Based on the above two questions, I have simply one additional question: how broken is a XOR of two 64-bit multiply with carry generators, with one generator's output rotated by 24-bits before the XOR, and independently generated seed states, with the first output discarded?

Furthermore, what is the fastest attack against this generator with only $2^{20}$ outputs?


I see no reason to expect your construction to be cryptographically secure. A single MWC generator is not something that was ever designed to be cryptographically secure. A cryptographically-strong PRNG needs to be designed in a very different way from a non-crypto PRNG. In particular, it sounds like MWC was designed to have a long period. But having a long period does not guarantee that a PRNG will be crypto-strength; not anywhere near it. And xor-ing two non-crypto-strength PRNGs is not in general a good way to build a crypto-strength PRNG; there's no reason to expect that such a scheme will be secure.

Crypto-strength PRNGs have much stronger requirements, so there is no reason to expect that a statistical non-crypto PRNG will be cryptographically strong (it almost certainly won't be, if it wasn't designed to be). If you want a crypto-strength PRNG, you need to pick one that was designed to be that way from the start; you're not likely to fare well by picking a non-crypto PRNG and then trying to tweak it.

In any case, this approach seems misguided. We have crypto-strength PRNGs that are secure, fast, and well-vetted. I don't know why one would mess around with trying to design your own based upon a non-crypto PRNG; that way tends to lead to insecurity. If you think you can do better than the entire field at designing fast crypto-strength PRNGs... well, maybe you can, but I doubt the odds are on your side. Instead, I recommend you use a standard crypto-strength PRNG, if you need crypto-quality pseudorandom numbers.

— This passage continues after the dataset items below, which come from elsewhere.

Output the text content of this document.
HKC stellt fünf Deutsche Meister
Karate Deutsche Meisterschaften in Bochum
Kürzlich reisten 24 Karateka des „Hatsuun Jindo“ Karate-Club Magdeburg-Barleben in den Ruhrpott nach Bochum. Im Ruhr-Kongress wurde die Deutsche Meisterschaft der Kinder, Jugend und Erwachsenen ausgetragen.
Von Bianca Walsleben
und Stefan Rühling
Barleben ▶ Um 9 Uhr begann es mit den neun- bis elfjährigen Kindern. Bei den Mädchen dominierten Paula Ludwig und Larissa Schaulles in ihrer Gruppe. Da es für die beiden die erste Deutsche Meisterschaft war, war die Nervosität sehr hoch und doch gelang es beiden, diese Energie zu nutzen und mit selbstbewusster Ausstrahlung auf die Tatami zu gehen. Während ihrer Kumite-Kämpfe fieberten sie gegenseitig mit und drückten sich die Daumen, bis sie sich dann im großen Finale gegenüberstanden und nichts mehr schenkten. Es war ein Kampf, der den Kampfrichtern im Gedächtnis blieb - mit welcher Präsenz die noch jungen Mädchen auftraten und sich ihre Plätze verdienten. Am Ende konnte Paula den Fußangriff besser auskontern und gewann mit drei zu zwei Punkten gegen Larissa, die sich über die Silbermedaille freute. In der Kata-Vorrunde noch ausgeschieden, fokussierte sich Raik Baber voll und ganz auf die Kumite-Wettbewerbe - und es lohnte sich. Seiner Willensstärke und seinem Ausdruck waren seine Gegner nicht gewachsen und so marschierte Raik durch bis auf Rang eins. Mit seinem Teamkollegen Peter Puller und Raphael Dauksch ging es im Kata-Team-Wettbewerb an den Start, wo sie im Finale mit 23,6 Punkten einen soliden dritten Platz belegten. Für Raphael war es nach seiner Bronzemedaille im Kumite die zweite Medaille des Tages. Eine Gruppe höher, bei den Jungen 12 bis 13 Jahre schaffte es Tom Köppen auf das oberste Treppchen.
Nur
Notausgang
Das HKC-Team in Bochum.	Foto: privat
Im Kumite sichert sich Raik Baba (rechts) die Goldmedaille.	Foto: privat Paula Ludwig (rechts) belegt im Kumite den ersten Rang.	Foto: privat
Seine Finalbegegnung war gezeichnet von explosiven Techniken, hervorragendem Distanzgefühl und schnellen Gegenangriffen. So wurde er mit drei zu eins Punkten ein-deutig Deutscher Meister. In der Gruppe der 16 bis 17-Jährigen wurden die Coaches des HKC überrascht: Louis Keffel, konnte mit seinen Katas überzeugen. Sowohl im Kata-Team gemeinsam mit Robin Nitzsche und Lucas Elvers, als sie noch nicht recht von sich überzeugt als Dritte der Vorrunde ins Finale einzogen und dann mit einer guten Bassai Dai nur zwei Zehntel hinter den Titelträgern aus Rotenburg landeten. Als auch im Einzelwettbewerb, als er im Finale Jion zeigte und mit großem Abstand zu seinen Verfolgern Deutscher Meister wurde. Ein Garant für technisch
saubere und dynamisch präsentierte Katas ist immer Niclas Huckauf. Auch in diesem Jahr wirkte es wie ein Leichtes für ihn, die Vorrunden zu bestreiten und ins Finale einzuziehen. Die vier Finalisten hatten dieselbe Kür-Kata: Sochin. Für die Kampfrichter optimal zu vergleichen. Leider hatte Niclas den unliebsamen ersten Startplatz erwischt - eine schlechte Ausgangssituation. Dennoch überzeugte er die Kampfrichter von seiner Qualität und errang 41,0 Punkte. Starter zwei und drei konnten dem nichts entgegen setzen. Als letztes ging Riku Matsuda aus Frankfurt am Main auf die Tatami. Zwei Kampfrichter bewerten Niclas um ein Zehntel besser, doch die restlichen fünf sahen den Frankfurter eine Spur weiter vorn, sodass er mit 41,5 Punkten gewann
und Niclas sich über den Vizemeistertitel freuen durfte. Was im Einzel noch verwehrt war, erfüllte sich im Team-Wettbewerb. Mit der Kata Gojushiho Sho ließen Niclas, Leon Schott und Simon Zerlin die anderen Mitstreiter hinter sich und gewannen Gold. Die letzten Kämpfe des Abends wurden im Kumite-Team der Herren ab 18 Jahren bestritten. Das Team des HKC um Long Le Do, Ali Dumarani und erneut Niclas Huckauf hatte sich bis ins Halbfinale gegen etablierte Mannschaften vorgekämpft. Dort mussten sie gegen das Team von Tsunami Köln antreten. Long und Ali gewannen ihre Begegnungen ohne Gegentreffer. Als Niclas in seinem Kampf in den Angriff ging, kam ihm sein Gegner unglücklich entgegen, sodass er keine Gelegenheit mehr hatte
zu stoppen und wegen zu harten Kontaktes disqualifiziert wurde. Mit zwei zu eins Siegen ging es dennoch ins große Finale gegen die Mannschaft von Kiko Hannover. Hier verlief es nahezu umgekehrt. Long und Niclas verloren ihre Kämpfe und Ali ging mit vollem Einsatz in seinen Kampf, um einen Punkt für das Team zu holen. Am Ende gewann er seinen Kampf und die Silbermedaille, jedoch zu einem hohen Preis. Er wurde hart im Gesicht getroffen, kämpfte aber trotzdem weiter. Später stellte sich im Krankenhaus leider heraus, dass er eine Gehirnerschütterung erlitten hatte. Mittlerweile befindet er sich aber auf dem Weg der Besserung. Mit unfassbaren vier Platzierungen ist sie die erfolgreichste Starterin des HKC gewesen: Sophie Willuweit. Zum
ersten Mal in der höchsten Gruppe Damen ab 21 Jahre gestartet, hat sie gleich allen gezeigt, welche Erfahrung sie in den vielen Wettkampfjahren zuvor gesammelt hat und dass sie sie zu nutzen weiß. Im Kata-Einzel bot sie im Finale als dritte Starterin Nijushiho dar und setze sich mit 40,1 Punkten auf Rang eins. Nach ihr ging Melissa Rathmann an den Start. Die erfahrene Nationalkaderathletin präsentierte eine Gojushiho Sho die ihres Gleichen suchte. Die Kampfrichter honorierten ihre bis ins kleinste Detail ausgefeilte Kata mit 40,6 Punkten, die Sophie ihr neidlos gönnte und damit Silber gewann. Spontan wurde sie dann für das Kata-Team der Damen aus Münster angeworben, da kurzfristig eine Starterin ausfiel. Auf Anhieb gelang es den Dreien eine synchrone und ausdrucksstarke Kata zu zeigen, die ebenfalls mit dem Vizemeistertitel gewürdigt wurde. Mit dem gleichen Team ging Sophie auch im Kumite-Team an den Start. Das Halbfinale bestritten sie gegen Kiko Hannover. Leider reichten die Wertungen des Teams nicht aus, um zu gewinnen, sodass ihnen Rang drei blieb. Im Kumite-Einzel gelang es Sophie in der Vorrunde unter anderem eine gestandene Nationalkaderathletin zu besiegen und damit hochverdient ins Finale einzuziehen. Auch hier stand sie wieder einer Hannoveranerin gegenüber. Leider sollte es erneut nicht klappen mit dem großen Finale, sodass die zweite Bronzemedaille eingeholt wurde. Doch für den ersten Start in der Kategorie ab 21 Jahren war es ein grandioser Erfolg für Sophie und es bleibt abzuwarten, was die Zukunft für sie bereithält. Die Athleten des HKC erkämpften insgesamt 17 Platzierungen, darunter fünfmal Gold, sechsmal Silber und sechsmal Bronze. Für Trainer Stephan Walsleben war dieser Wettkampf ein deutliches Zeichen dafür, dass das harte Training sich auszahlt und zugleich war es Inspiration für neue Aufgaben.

I recommend take a look at What stops the Multiply-With-Carry RNG from being a Cryptographically Secure PRNG?, as well as by KISS: A Bit Too Simple (PDF). The first one handles the plain MWC construction by Marsaglia; the later analyzes the non-cryptographic scheme by Marsaglia named KISS (which combines the output from two MWC generators as well as a linear congruential generator and a binary linear generator). Both do not exactly represent the same construction, but the broad lessons probably apply here as well. I've paraphrased from my answer there and extended it to apply to this specific question as well.